Named locations (@) in Nginx - Time & Space Complexity
We want to understand how the time it takes for nginx to process requests changes when using named locations.
Specifically, how does the use of named locations affect the number of steps nginx performs?
Analyze the time complexity of the following nginx configuration snippet.
location / {
try_files $uri @fallback;
}
location @fallback {
proxy_pass http://backend;
}
This snippet tries to serve a file directly. If it fails, it redirects internally to a named location called @fallback.
Look for repeated steps or checks nginx does when processing requests here.
- Primary operation: nginx checks if the requested file exists.
- How many times: Once per request, then possibly one more time if fallback is used.
As the number of requests grows, nginx performs a fixed number of checks per request.
| Input Size (n) | Approx.
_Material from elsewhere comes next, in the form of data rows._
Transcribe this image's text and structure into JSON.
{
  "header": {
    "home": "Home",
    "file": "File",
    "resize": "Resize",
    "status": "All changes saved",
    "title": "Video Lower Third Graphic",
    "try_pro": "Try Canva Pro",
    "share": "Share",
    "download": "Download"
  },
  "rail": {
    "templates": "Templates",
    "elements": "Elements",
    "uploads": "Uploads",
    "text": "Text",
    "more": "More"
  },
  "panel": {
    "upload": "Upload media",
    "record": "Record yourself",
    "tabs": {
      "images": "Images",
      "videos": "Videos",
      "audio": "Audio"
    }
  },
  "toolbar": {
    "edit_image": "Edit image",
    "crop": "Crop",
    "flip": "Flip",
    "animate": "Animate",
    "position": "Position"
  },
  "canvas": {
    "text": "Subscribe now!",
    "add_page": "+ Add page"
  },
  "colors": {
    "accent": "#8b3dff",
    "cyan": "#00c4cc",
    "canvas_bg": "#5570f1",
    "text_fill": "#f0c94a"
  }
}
Operations |
|---|---|
| 10 | About 10 file existence checks, plus some fallback calls |
| 100 | About 100 file existence checks, plus some fallback calls |
| 1000 | About 1000 file existence checks, plus some fallback calls |
Pattern observation: The number of operations grows linearly with the number of requests.
Time Complexity: O(n)
This means the time to handle requests grows directly in proportion to how many requests come in.
[X] Wrong: "Using named locations causes nginx to do extra loops over all files every time."
[OK] Correct: nginx only checks the requested file once per request, then jumps internally to the named location if needed. It does not loop over all files.
Understanding how nginx handles named locations helps you explain request routing clearly and shows you can reason about server efficiency.
"What if the named location @fallback itself used try_files with multiple fallbacks? How would that affect the time complexity?"